Amino acids are considered organic molecular indicators in the search for extant and extinct life in the Solar System. Extraction of these molecules from a particulate solid matrix, such as Martian regolith, will be critical to their in situ detection and analysis. The goals of this study were to optimize a laboratory amino acid extraction protocol by quantitatively measuring the yields of extracted amino acids as a function of liquid water temperature and sample extraction time and to compare the results to the standard HCl vapor‐phase hydrolysis yields for the same soil samples.

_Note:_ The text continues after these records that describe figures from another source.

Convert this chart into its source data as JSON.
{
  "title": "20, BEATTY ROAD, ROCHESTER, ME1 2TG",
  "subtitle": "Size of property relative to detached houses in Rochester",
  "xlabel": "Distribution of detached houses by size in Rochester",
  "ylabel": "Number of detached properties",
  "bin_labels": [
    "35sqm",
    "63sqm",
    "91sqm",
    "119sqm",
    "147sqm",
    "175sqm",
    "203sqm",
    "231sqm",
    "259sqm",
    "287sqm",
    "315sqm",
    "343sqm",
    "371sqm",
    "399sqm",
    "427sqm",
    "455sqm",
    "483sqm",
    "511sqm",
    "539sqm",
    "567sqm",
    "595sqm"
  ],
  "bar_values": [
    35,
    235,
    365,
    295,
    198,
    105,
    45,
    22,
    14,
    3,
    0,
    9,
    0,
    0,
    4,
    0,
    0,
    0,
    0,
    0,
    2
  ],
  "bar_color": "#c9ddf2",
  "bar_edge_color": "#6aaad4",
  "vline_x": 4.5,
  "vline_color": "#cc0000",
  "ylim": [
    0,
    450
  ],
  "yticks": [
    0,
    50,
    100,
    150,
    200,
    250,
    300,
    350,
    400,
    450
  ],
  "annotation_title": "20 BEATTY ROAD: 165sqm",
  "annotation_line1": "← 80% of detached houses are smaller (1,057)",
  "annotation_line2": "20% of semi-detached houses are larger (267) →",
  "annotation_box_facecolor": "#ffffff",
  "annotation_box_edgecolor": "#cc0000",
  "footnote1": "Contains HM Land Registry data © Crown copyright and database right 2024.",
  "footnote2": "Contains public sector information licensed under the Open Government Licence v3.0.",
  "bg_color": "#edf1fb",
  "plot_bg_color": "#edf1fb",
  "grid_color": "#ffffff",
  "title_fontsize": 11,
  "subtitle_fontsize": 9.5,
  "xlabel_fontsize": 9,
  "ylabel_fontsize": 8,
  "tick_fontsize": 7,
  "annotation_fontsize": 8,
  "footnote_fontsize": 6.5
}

Soil samples from the Yungay region of the Atacama Desert (Martian regolith analog) were collected during a field study in the summer of 2005. The amino acids (alanine, aspartic acid, glutamic acid, glycine, serine, and valine) chosen for analysis were present in the samples at concentrations of 1–70 parts‐per‐billion. Subcritical water extraction efficiency was examined over the temperature range of 30–325 °C, at pressures of 17.2 or 20.0 MPa, and for water‐sample contact equilibration times of 0–30 min. None of the amino acids were extracted in detectable amounts at 30 °C (at 17.2 MPa), suggesting that amino acids are too strongly bound by the soil matrix to be extracted at such a low temperature. Between 150 °C and 250 °C (at 17.2 MPa), the extraction efficiencies of glycine, alanine, and valine were observed to increase with increasing water temperature, consistent with higher solubility at higher temperatures, perhaps due to the decreasing dielectric constant of water. Amino acids were not detected in extracts collected at 325 °C (at 20.0 MPa), probably due to amino acid decomposition at this temperature. The optimal subcritical water extraction conditions for these amino acids from Atacama Desert soils were achieved at 200 °C, 17.2 MPa, and a water‐sample contact equilibration time of 10 min.